The trick is that, if no jumps are found for a given game state, I need to return the current game state, rather than the empty list.
Why? I've written minimax several times, and I can't imagine a use for such a function. Wouldn't you be better off with a function of type
nextStates :: [ZertzState] -> [Maybe [ZertzState]]
or
nextStates :: [ZertzState] -> [[ZertzState]]
However if you really want to return "either the list of next states, or if that list is empty, the original state", then the type you want is
nextStates :: [ZertzState] -> [Either ZertzState [ZertzState]]
which you can then flatten easily enough.
As to how to implement, I recommend defining a helper function of type
[ZertzState] -> [(ZertzState, [ZertzState])]
and than you can map
(\(start, succs) -> if null succs then Left start else Right succs)

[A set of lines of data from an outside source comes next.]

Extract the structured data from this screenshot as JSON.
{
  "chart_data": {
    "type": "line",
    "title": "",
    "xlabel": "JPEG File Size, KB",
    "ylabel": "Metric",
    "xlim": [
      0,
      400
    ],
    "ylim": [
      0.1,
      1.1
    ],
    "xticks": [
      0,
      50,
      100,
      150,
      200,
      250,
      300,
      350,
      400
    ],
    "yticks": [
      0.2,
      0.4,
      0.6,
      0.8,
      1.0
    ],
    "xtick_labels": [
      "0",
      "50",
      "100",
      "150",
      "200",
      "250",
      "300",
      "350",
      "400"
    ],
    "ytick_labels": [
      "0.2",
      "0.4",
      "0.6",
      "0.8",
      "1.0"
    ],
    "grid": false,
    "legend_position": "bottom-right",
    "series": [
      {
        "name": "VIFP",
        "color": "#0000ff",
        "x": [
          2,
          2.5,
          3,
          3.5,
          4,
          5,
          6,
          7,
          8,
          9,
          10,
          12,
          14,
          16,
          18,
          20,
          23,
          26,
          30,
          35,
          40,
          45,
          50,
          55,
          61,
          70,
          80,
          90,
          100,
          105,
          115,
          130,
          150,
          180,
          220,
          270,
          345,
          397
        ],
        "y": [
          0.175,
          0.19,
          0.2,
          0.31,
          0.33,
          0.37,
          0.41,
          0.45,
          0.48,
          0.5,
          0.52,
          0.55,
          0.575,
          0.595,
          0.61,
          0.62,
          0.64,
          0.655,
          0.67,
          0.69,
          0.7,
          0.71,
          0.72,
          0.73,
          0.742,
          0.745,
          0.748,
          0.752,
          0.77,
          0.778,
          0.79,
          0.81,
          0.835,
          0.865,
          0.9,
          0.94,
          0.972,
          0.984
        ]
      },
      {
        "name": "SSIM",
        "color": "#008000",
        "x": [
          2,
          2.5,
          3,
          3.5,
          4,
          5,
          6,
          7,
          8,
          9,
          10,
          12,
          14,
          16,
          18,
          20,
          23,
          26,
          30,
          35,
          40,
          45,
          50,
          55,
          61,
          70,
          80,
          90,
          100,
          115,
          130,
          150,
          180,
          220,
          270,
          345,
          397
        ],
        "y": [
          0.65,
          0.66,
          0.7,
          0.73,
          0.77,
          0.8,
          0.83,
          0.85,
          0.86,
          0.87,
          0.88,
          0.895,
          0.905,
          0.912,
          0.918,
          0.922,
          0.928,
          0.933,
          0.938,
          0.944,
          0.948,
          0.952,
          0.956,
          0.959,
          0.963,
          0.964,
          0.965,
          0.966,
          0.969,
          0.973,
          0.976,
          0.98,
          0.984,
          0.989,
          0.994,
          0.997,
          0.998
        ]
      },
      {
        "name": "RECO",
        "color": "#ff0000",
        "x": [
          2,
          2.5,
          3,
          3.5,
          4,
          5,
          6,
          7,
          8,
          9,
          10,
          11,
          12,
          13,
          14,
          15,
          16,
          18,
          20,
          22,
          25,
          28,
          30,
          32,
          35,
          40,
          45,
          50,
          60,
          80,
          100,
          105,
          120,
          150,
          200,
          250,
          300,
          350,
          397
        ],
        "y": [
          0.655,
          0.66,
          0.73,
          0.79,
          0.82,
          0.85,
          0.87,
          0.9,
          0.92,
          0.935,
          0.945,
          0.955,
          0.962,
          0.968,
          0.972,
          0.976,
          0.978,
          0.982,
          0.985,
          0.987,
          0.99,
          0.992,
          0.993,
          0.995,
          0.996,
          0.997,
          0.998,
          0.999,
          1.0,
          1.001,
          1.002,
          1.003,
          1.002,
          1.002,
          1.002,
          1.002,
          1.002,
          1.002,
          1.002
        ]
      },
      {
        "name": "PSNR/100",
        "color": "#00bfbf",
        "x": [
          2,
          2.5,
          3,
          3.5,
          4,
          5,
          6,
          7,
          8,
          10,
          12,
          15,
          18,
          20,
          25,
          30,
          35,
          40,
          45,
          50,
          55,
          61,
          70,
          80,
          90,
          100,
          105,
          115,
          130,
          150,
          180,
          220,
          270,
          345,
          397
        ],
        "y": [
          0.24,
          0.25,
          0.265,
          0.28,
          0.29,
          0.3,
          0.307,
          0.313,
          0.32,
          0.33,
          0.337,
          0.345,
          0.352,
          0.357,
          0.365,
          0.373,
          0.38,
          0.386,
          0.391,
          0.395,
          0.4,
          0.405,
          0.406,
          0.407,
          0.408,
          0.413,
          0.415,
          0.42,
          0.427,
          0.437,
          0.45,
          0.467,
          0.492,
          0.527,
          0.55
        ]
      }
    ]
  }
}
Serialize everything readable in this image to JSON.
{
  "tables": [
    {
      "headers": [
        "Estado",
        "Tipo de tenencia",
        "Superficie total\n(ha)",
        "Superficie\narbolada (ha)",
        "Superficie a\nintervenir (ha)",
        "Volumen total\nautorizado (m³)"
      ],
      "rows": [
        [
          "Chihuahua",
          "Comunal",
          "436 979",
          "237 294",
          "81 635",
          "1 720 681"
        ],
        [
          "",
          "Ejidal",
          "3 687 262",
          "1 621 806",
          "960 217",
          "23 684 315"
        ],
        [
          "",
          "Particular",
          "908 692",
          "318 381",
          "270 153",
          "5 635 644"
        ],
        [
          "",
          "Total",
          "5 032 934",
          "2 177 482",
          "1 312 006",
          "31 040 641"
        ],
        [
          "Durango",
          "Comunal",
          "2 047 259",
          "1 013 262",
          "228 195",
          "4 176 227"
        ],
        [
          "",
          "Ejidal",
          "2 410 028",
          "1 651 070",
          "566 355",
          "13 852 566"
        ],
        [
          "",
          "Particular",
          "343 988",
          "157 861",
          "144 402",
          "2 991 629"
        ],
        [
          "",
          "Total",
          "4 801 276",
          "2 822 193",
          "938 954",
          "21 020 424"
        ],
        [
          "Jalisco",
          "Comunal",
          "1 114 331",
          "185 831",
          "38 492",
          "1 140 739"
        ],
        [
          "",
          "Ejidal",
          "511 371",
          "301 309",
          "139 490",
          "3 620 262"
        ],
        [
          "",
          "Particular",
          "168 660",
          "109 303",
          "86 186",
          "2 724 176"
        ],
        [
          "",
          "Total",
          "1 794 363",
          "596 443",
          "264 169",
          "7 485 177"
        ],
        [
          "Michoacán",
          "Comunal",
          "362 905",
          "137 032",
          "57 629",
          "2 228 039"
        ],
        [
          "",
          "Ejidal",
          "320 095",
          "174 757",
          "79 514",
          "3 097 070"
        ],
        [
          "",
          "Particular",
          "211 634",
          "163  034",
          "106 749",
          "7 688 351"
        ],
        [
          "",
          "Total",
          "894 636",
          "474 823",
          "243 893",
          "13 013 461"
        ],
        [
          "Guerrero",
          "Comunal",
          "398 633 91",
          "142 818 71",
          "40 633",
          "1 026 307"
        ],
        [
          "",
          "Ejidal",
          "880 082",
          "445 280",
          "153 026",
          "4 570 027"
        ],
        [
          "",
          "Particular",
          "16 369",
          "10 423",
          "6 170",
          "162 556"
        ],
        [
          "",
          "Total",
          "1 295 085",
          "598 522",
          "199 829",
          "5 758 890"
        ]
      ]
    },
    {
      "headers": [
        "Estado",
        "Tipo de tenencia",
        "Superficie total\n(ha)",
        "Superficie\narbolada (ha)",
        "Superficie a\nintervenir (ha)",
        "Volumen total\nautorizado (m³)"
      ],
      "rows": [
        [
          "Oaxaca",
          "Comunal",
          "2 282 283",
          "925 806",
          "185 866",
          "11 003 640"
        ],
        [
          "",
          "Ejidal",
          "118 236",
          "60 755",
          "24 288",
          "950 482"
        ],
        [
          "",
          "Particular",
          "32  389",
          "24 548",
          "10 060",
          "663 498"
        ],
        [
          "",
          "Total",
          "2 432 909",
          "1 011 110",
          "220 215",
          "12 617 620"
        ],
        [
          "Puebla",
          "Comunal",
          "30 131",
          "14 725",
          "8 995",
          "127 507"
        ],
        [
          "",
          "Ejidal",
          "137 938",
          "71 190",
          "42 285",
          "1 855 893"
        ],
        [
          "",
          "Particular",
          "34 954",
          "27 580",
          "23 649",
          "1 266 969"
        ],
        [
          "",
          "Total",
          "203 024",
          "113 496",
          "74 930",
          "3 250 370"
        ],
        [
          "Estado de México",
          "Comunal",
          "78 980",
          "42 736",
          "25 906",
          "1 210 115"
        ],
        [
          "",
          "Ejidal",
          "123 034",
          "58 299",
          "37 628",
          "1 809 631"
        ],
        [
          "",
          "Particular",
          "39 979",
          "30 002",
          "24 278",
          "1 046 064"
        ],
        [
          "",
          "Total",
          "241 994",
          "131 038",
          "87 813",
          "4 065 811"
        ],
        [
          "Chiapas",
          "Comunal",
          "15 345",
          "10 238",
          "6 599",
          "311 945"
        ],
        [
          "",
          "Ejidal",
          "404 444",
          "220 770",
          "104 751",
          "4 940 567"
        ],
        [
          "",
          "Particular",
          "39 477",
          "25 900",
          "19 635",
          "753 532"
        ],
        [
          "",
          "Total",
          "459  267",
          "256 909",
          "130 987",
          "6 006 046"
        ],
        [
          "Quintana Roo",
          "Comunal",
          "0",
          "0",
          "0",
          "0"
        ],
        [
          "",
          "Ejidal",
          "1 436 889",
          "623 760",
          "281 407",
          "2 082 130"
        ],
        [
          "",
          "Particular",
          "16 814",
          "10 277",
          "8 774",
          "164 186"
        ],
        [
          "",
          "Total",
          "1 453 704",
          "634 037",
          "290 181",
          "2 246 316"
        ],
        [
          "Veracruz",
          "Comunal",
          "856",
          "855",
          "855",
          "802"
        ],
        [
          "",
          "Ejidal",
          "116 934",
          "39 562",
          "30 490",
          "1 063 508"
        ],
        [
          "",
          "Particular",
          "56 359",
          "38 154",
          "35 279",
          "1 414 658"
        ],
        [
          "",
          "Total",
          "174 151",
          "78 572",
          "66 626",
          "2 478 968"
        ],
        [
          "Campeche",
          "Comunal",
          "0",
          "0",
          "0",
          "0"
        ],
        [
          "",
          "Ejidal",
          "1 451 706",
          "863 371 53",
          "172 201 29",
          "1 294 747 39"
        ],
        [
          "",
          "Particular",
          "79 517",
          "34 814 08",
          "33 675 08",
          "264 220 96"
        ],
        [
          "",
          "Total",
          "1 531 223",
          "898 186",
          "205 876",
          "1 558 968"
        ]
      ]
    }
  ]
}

over the result, plus various other things.
As Fred Brooks said (paraphrasing), once you get the types right, the code practically writes itself.
Don't abuse monads notation for list, it's so heavy for nothing. Moreover you can use list comprehension in the same fashion :
do x <- [1..3]
y <- [2..5] <=> [ x + y | x <- [1..3], y <- [2..5] ]
return x + y
now for the 'simplification'
listOfHex :: [(Coord -> Coord,Coord -> Coord)]
listOfHex = [ (eHex, wHex), (wHex, eHex), (swHex, neHex)
, (neHex, swHex), (nwHex, seHex), (seHex, nwHex)]
generateJumpsIter :: [ZertzState] -> [ZertzState]
generateJumpsIter states =
[if null ws then ws else children ws | ws <- states]
where -- I named it foo because I don t know what it do....
foo True 1 = ZertzState (scoreMarble s1 color) s2
(jumpMarble (start c) c (end c) b) p
foo True (-1) = ZertzState s1 (scoreMarble s2 color)
(jumpMarble (start c) c (end c) b) p
foo False _ = []
foo _ _ = error "Bleh"
children ws#(ZertzState s1 s2 b p) =
[ foo (valid c hex) p | (c, _) <- occupiedCoords ws, hex <- listOfHex ]
where valid c (start, end) =
(hexOccupied b $ start c) && (hexOpen b $ end c)
The let in the let in list commprehension at the top bother me a little, but as I don't have all the code, I don't really know how to do it in an other way. If you can modify more in depth, I suggest you to use more combinators (map, foldr, foldl' etc) as they really reduce code size in my experience.
Note, the code is not tested, and may not compile.